Presiden Minta Hapus Kuota Impor, Banggar DPR Usul Ada Pengenaan Tarif

JAKARTA, KOMPAS.com - Ketua Badan Anggaran (Banggar) DPR Said Abdullah mendukung Presiden RI Prabowo Subianto soal penghapusan kuota impor, khususnya yang menyangkut hajat hidup orang banyak.
Banggar DPR RI juga mengusulkan pemerintah untuk mengubah kebijakan impor dengan sistem kuota menjadi penerapan impor berbasis tarif. Usulan ini sudah sejak 2020.
"Atas pentingnya perubahan kebijakan impor ini, pada tanggal 17 Maret 2024 kami kembali mendorong pemerintah untuk mengubah kebijakan impor dari sistem kuota menjadi pengenaan tarif," kata Said, lewat keterangannya, Rabu (9/4/2025).
Dengan bertumpu pada kebijakan tarif, kata Said, akan didapatkan barang impor yang lebih baik dan kompetitif.
Selain itu, pemerintah juga berpeluang mendapatkan penerimaan negara terutama dari bea masuk.
Meski begitu, Said mengatakan impor terhadap komoditas yang menyangkut hajat hidup orang banyak, tidak perlu dikenakan tarif.
"Namun khusus untuk barang barang impor komoditas hajat hidup orang banyak perlu mendapatkan pembebasan tarif," ujar dia.
Lebih lanjut, ia menilai arahan Presiden menghapus soal kuota impor menjadi angin segar bagi perbaikan kebijakan impor.

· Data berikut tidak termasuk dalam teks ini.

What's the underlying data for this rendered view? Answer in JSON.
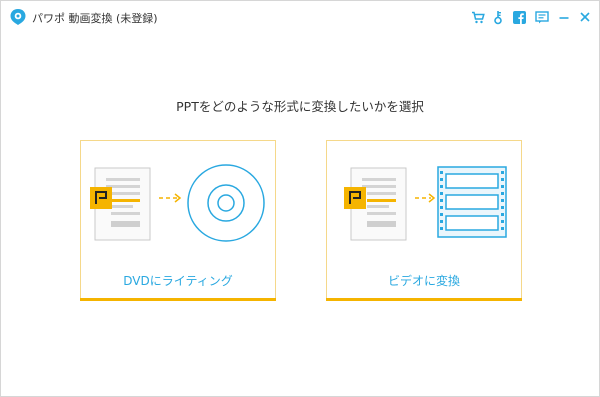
{
  "app": {
    "title": "パワポ 動画変換 (未登録)"
  },
  "titlebar": {
    "icons": [
      "cart-icon",
      "key-icon",
      "facebook-icon",
      "feedback-icon",
      "minimize-icon",
      "close-icon"
    ]
  },
  "main": {
    "heading": "PPTをどのような形式に変換したいかを選択"
  },
  "cards": [
    {
      "label": "DVDにライティング",
      "icon": "dvd-disc-icon"
    },
    {
      "label": "ビデオに変換",
      "icon": "video-film-icon"
    }
  ],
  "colors": {
    "accent_blue": "#29a8e0",
    "accent_yellow": "#f5b400",
    "card_border": "#f5d88a"
  }
}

Selain itu, ia mengatakan perlu ada reformasi menyeluruh atas kebijakan perdagangan internasional Indonesia guna merespons situasi global di tengah munculnya kebijakan Tarif Trump terhadap Indonesia.
Menurut Said, secara makro, kebijakan impor harus mempertimbangkan trade balance agar neraca perdagangan tetap surplus.
"Langkah ini sekaligus untuk menjaga agar cadangan devisa tetap terjaga dengan baik," lanjut Said.
Politikus PDI-P ini juga meminta kebijakan impor hendaknya diletakkan sebagai barang substitusi sementara waktu, karena ketiadaannya di dalam negeri.
Kemudian, kebijakan impor harus mempertimbangkan arah kebijakan lain untuk memperkuat industri nasional, dengan arah strategis semakin upaya memperkuat Tingkat Kandungan Dalam Negeri (TKDN) yang semakin besar porsinya.
"Kita harus belajar dari tergerusnya produk tekstil nasional karena banjirnya produk impor tidak terulang, apalagi terjadi di sektor sektor lainnya," kata Said.
Selain itu, pemerintah dan pelaku usaha disarankan tidak menyandarkan kebutuhan impor barang dan jasa dari negara tertentu, akan tetapi perlu memperluas dari beberapa negara, sehingga pemerintah dan pelaku usaha memiliki berbagai alternatif negara tujuan impor.
Said menyebut, langkah ini untuk menghindari ketergantungan impor terhadap negara tertentu.
Dia juga berharap deregulasi kebijakan impor, khususnya dari sektor pangan dan energi kita harapkan mempermudah akses rakyat terhadap komoditas tersebut.
"Tetapi juga tingkat harga yang lebih terjangkau, sehingga barang impor yang menjadi public good tidak menjadi beban ekonomi rakyat dan fiskal pemerintah," tambah Said.
Lebih lanjut, Indonesia harus memanfaatkan Free Trade Agreement (FTA) yang sudah diratifikasi.
Said mendorong skema FTA ini harus mampu meningkatkan Revealed Comparative Advantage (RCA) barang barang Indonesia.
"Dengan demikian manfaat kita meratifikasi FTA memberi manfaat scale up perekonomian nasional," ujar dia.
Sebelumnya diberitakan, Presiden Prabowo Subianto meminta kebijakan kuota impor dihapus, terutama untuk komoditas yang menyangkut hajat hidup orang banyak.
Menurut dia, hal ini sudah disampaikannya ke jajaran kabinet, seperti Menteri Koordinator Bidang Perekonomian Airlangga Hartarto, Menteri Keuangan Sri Mulyani Indrawati, Gubernur Bank Indonesia Perry Warjiyo, serta Ketua DEN Luhut Pandjaitan.
Pada kesempatan itu, arahan untuk menghapus kuota impor juga ditujukan Prabowo kepada Menteri Pertanian (Mentan) Andi Amran Sulaiman dan Menteri Perdagangan (Mendag) Budi Santoso.
"Saya minta Menteri Pertanian, Menteri Perdagangan, enggak usah ada kuota-kuota lagi. Siapa mau impor daging, silakan, siapa saja boleh impor. Mau impor apa, silakan buka saja," kata Prabowo, kemarin.